Rien de tout cela ne laissait présager l’ampleur de Wednesday. La série Netflix de Tim Burton (2022) l’a choisie pour incarner Wednesday Addams — le personnage qui a absorbé environ huit angoisses culturelles différentes par décennie depuis que Charles Addams l’a dessinée en 1938. La version d’Ortega était quelque chose de spécifique : non pas une affectation gothique, mais une forme particulière de retenue, celle d’une personne qui a appris si jeune que son monde intérieur est incompréhensible pour son entourage qu’elle a cessé de l’expliquer. La série a battu les records d’audience de Netflix lors de sa semaine de lancement. Une nomination aux Golden Globes et une nomination aux Emmy Awards ont suivi. Et quelque chose de plus durable aussi : elle est devenue le genre de raccourci culturel qu’un seul personnage peut encore rendre possible à une époque d’attention fragmentée.

Il y a une tension à devenir Wednesday. Le pouvoir du personnage réside précisément dans son immunité face aux codes que les célébrités utilisent pour signaler leur sympathie — la chaleur maîtrisée, la révélation en interview, la vulnérabilité calculée. Ortega a noté, avec une platitude qui en soi semble caractéristique, qu’elle trouve l’intensité parasociale de sa base de fans ‘étrange’. Elle est devenue un phénomène mondial grâce à un rôle qui satirise les phénomènes mondiaux. Elle a parlé publiquement de son anxiété et de ses TOC, des années d’auditions ratées qui ont précédé le travail chez Disney, du fait de ne pas se reconnaître dans l’image que l’industrie a d’elle. Le crédit de productrice sur la saison deux de Wednesday était, dans cette lecture, une réponse structurelle à un problème structurel : si vous ne pouvez pas contrôler l’image, contrôlez au moins le cadre.

La programmation 2025-2026 ressemble à un repositionnement en douceur. Death of a Unicorn (2025), une production A24, et Hurry Up Tomorrow (2025), construit autour de la musique de The Weeknd, ont été choisis comme des projets qui ne porteraient pas l’association Wednesday comme argument de vente principal. Puis est venu The Gallerist, réalisé par Cathy Yan et présenté en première au Festival du film de Sundance 2026, dans lequel Ortega donne la réplique à Natalie Portman dans une histoire sur le désespoir et le marché de l’art.

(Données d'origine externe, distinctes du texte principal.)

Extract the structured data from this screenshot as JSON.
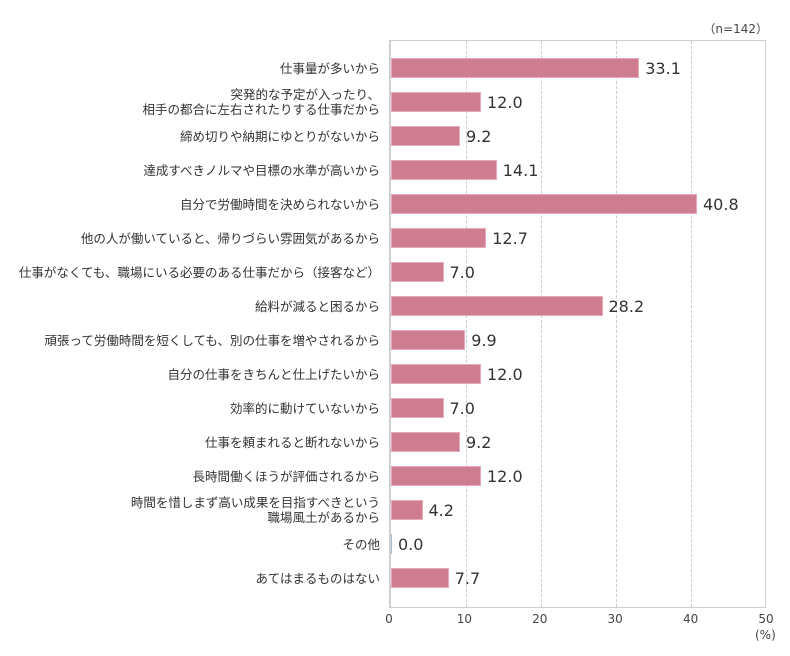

Et Klara and the Sun, l’adaptation par Taika Waititi du roman de Kazuo Ishiguro, qui sort en salles en octobre 2026, où elle joue Klara — une Amie Artificielle, un robot, la narratrice la plus détachée et la moins criarde qu’elle ait jamais interprétée.

Leos Carax, le réalisateur français derrière Annette et Holy Motors, doit commencer le tournage de Lily May B avec Ortega dans le rôle principal au printemps 2027. La saison trois de Wednesday, actuellement en tournage avec l’arrivée d’Eva Green au casting, arrivera en premier. Elle aura vingt-quatre ans quand Klara and the Sun sortira. La question à laquelle sa filmographie commence discrètement à répondre est celle de ce qui arrive à quelqu’un qui a appris la mécanique de la célébrité avant d’avoir eu le temps de décider s’il la voulait — et qui a passé chaque année depuis à prendre cette décision quand même.